Colin Campbell and Dale Smith
The Grounding Requirement for Direct Discrimination (937)
In order for an alleged discriminator to be found liable for direct discrimination in the United Kingdom under the Equality Act 2010, the treatment they accorded the complainant must have been “because of” the complainant’s possession of a protected characteristic (such as race or sex). We shall refer to this as the “grounding requirement” for direct discrimination. In this article, we critique the two main approaches that the House of Lords, and then the Supreme Court, have taken towards the grounding requirement, and offer an alternative, which we call the “reasoning-oriented” approach. Pursuant to this approach, the grounding requirement is satisfied if the complainant’s possession of a protected characteristic featured in the alleged discriminator’s reasoning in support of the treatment they accorded to the complainant. We argue that the reasoning-oriented approach overcomes the difficulties with existing approaches. We also distinguish this approach from similar approaches to understanding the grounding requirement. Finally, we address the objection that our preferred approach cannot account for unconscious discrimination.
Andrew Godwin, Steve Kourabas and Ian Ramsay
Financial Crisis Management Under the Twin Peaks Model of Financial Regulation – Australia and the UK Compared (938)

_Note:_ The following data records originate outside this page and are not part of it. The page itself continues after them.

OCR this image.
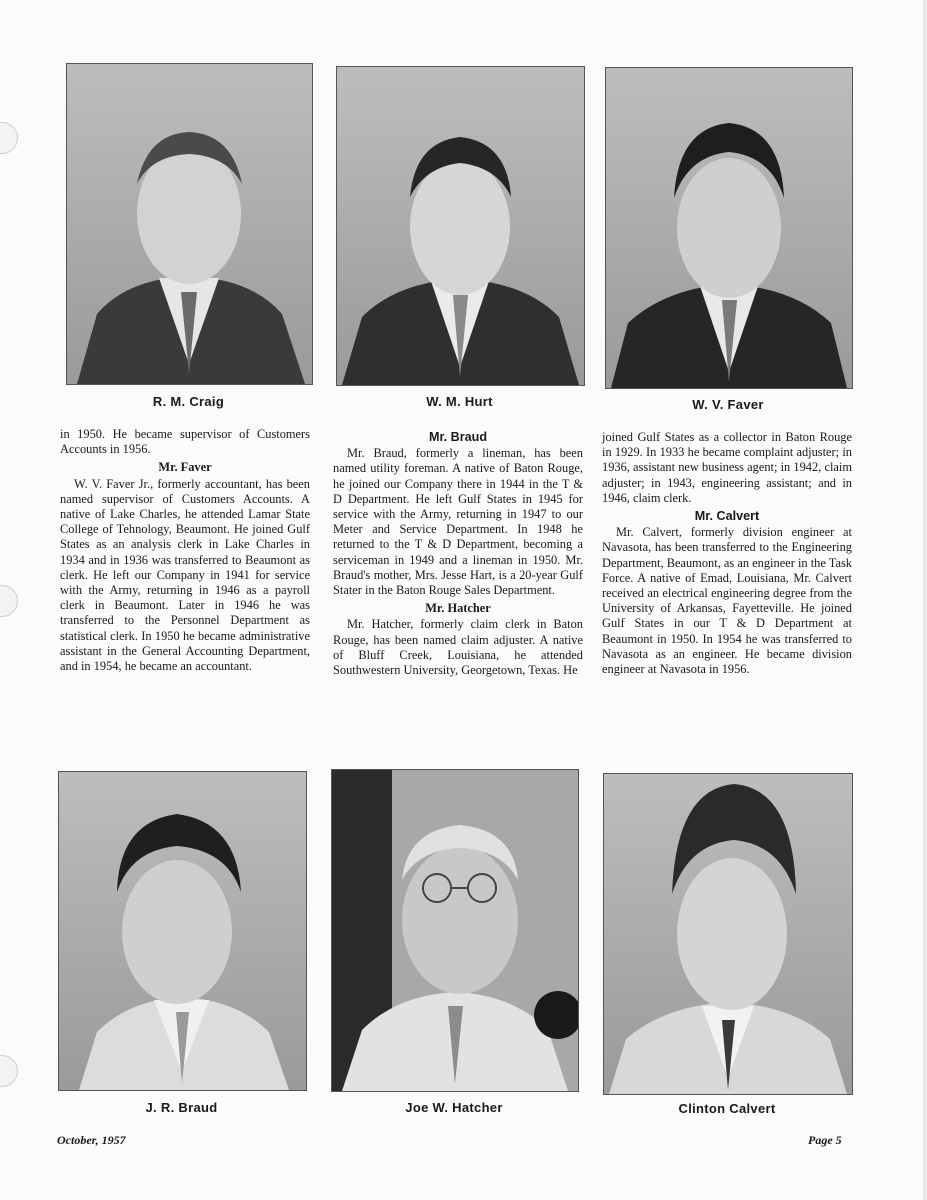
R. M. Craig	W. M. Hurt	W. V. Faver

in 1950. He became supervisor of Customers Accounts in 1956.

Mr. Faver

W. V. Faver Jr., formerly accountant, has been named supervisor of Customers Accounts. A native of Lake Charles, he attended Lamar State College of Tehnology, Beaumont. He joined Gulf States as an analysis clerk in Lake Charles in 1934 and in 1936 was transferred to Beaumont as clerk. He left our Company in 1941 for service with the Army, returning in 1946 as a payroll clerk in Beaumont. Later in 1946 he was transferred to the Personnel Department as statistical clerk. In 1950 he became administrative assistant in the General Accounting Department, and in 1954, he became an accountant.

Mr. Braud

Mr. Braud, formerly a lineman, has been named utility foreman. A native of Baton Rouge, he joined our Company there in 1944 in the T & D Department. He left Gulf States in 1945 for service with the Army, returning in 1947 to our Meter and Service Department. In 1948 he returned to the T & D Department, becoming a serviceman in 1949 and a lineman in 1950. Mr. Braud's mother, Mrs. Jesse Hart, is a 20-year Gulf Stater in the Baton Rouge Sales Department.

Mr. Hatcher

Mr. Hatcher, formerly claim clerk in Baton Rouge, has been named claim adjuster. A native of Bluff Creek, Louisiana, he attended Southwestern University, Georgetown, Texas. He

joined Gulf States as a collector in Baton Rouge in 1929. In 1933 he became complaint adjuster; in 1936, assistant new business agent; in 1942, claim adjuster; in 1943, engineering assistant; and in 1946, claim clerk.

Mr. Calvert

Mr. Calvert, formerly division engineer at Navasota, has been transferred to the Engineering Department, Beaumont, as an engineer in the Task Force. A native of Emad, Louisiana, Mr. Calvert received an electrical engineering degree from the University of Arkansas, Fayetteville. He joined Gulf States in our T & D Department at Beaumont in 1950. In 1954 he was transferred to Navasota as an engineer. He became division engineer at Navasota in 1956.

J. R. Braud	Joe W. Hatcher	Clinton Calvert
October, 1957	Page 5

This chapter explores the operation of the Twin Peaks model of financial regulation in the context of financial crisis management and compares the model in Australia with the model in the UK. The comparison reveals significant differences in terms of each jurisdiction’s approach to financial crisis management. In Australia, the legislative framework does not make specific reference to financial crisis management and essentially involves collective responsibility on the part of the regulators for managing a financial crisis. Further, financial stability is generally addressed through microprudential regulation. The framework in the UK, on the other hand, contains detailed provision as to ‘who is in charge of what, and when’ and vests primacy responsibility for financial crisis management in the Bank of England. Each approach has its advantages and disadvantages. The Australian approach is heavily dependent on having the right culture of coordination and, some might argue, has not yet been fully put to the test. By comparison, the UK approach provides an overarching framework for macroprudential regulation, under which systemic financial stability is elevated as a primary regulatory objective and mechanisms are in place to ensure that this objective is achieved.